Sunday 23 July 2017

Hannah Aldridge - a musical talent undiscovered (for how much longer?)

What’s the connection between Muscle Shoals, near Birmingham, Alabama, USA and Kings Heath, Birmingham, UK? A minor clue: go via Nashville. Yes, it’s music, and to be more specific, it’s a show in a small local venue last week. Few UK music fans may have heard of 29 year old Alabama singer songwriter Hannah Aldridge, but if Americana – a fusion of folk, country, blues, rock & roll – ever gains wider attention in the UK, she would surely be in the forefront.

Let’s start in Alsager, near Stoke on Trent. We’d found out that Don Gallardo and his band, who happened to be playing at Nashville’s celebrated Bluebird CafĂ© when we made it there 8 weeks ago, were on a UK tour. Their opening act, playing a half hour slot with no back up other than her own acoustic guitar, was Hannah Aldridge. There was something captivating about her, reinforced by her CDs Razor Wire and Gold Rush which she gratefully signed for us after her performance. When we found out that she would be at the Kitchen Garden in Kings Heath a week later, this time as a headliner, this was an opportunity not to be missed.

What about Hannah Aldridge’s music? OK, think of any Fleetwood Mac song led by Stevie Nicks. Think of songs from the Nashville TV series performed by Juliette or Scarlett – that’s high praise, by the way, the songs combine perfectly with the musical politics and family tribulations to make prime time TV. Add in her own main influence, Jackson Browne, and a complicated life story. That’s a lot to go on. But after listening to the two CDs in full, both with full conventional band support, how would she get on as a headliner when it would once again be only her and a guitar?

We needn’t have worried. The Kitchen Garden had certain similarities with the Bluebird – definitely a listening room rather than a bar with a stage. It was one of those up close and personal performances. And once again it was captivating.
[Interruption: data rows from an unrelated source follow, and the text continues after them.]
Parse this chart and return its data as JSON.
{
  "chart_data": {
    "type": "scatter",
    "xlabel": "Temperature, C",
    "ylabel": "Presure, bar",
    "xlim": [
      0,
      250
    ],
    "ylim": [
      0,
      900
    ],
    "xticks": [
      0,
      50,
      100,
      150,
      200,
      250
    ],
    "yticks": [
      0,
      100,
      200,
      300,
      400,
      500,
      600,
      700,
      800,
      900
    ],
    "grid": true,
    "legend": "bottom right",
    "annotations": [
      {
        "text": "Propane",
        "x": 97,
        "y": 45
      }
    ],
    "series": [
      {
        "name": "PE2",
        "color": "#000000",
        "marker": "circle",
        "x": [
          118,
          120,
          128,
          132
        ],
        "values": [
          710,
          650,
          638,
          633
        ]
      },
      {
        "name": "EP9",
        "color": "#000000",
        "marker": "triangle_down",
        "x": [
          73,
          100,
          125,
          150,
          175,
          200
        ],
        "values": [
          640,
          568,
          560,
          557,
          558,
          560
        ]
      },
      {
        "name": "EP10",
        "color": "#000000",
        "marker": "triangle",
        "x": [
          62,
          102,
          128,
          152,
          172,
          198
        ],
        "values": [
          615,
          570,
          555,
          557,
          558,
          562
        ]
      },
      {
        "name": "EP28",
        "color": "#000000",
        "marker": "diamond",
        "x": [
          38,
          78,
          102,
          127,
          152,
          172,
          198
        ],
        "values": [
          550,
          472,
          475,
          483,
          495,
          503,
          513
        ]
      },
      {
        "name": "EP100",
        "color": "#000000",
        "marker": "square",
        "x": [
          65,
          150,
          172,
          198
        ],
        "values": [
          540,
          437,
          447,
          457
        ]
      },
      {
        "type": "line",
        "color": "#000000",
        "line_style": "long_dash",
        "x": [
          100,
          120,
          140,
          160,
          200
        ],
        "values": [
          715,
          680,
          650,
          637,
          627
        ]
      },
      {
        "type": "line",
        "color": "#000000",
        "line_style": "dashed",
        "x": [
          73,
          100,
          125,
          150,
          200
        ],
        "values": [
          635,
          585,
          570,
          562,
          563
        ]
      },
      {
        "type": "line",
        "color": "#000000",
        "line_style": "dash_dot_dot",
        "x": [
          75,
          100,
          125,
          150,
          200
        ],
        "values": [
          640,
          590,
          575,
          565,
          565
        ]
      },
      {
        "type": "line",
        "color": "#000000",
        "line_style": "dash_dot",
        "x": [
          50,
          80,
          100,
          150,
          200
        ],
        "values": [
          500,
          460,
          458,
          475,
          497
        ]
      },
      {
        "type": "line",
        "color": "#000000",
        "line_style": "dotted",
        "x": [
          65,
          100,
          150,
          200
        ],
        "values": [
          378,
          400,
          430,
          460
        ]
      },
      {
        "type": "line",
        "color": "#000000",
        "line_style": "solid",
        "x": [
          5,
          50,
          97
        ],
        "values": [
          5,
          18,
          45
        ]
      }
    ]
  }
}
As she said in an interview, “I think people really enjoy that I treat my audience like we are in my living room.”

Best songs? OK, let’s take two from each album. From ‘Gold Rush’, there’s ‘I Know Too Much’, and ‘Burning Down Birmingham’, the latter definitely not a commemoration of the Handsworth riots or anything related to civil rights, but an old flame song enabling the audience to join in and chant the chorus. And from ‘Razor Wire’, let’s go for ‘Parchman’, where Hannah stood in the shoes of a woman on death row who had killed her abusive husband, and ‘Howlin’ Bones’, where she bravely abandoned her microphone and went entirely unplugged to close the show – and it worked.

If she does make it back over to the UK with her band, as she promised she would, she’ll hopefully be winning a whole new audience. And I’ll finish with a message to Simon Cowell. If you’re looking to find what could be the next well received trend for UK live music, you could do a lot worse than try Americana – and give Hannah Aldridge a slot on one of the X Factor’s live shows.